Kata kunci: festival, wayang kulit, pementasan wayang.

Pendahuluan

Suatu komitmen yang perlu ditauladani dari para bupati yang ada di nusantara ini, Bupati Banyuwangi memberikan contoh dalam mencintai budaya dan seni yang ada di Banyuwangi, meskipun secara wilayah budaya, Banyuwangi tidak memiliki seni pedalangan asli Banyuwangi namun masyarakat memiliki warisan budaya dan seni pedalangan yang dibawa oleh kaum pendatang dari wilayah Jawa Timur bagian barat dan Jawa Tengah, termasuk Daerah Istimewa Yogyakarta (DIY). Oleh masyarakat setempat, para pendatang yang mayoritas mendiami Banyuwangi bagian setalan ini disebutnya sebagai pendatang yang berasal dari mataram atau disebut (wong mentaram). Wong mentaram adalah orang yang berasal dari wilayah budaya mataraman dengan budaya dan seni yang dibawanya dan dilestarikannya, termasuk seni pewayangan atau pedalangan.
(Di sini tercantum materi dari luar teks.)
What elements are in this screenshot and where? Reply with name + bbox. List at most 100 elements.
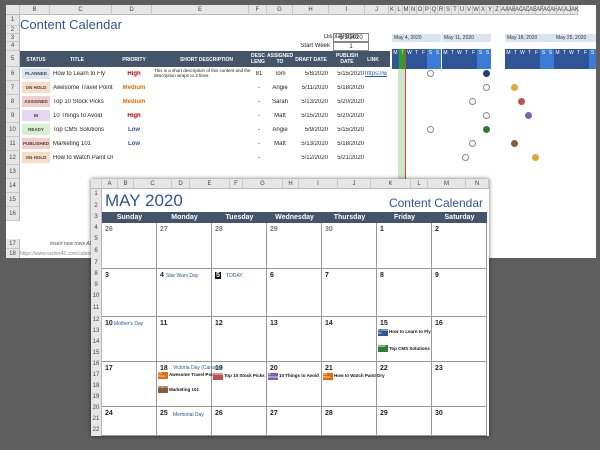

Adanya seni pedalangan yang berkembang di Banyuwangi, dan antusiasme masyarakat yang sangat banyak, bahkan bisa disebut mayoritas dari mataraman, maka tidak mustahil bahwa seni dari daerahnya cukup berkembang, bukan saja seni pedalangan, namun seni lainnya dari daerahnya juga ikut serta dikembangkan oleh pendukungnya. Dari sekian banyak jenis seni, salah satu yang menjadi perhatian Bupati adalah seni pedalangan. Dengan demikian, Bupati merasa berkepentingan bukan saja karena peta politik, namun karena jenis seni yang ikut berkembang di Banyuwangi juga merupakan tanggungjawab seorang Bupati, maka perlu perhatian yang khusus terhadapnya. Secara konsisten, Bupati Anas telah menyelenggarakan festival wayang dari semenjak Bupati Anas memegang cambuk pimpinan di Banyuwangi, dari tahun 2010 hingga kini (2015). Dalam sambutannya, yang sedikit bernuansa politis, beliau akan selalu memberikan perhatian secara khusus terhadap seni budaya yang ada di Banyuwangi, apapun bentuknya, dan dari mana saja asal seni itu berasal, yang jelas hidup dan berkembang di Bnayuwangi adalah menjadi tanggungjawab pimpinan untuk turut mengembanglestarikan seni dan budayanya.

Sebelum pementasan wayang dimulai, didahului dengan sajian-sajian tari-tarian Banyuwangi, lagu-lagu daerah Banyuwangi, dan sendratari dengan judul “Legenda Tumpang Pitu”. Setelah pementasan sendratari, dilanjutkan beberapa sambutan, yaitu dari dinas Pariwisata dan Bupati Anas. Setelah sambutan Bupati secara simbolis memberikan “Kayon” kepada dalang sebagai pertanda pergelaran wayang dimulai.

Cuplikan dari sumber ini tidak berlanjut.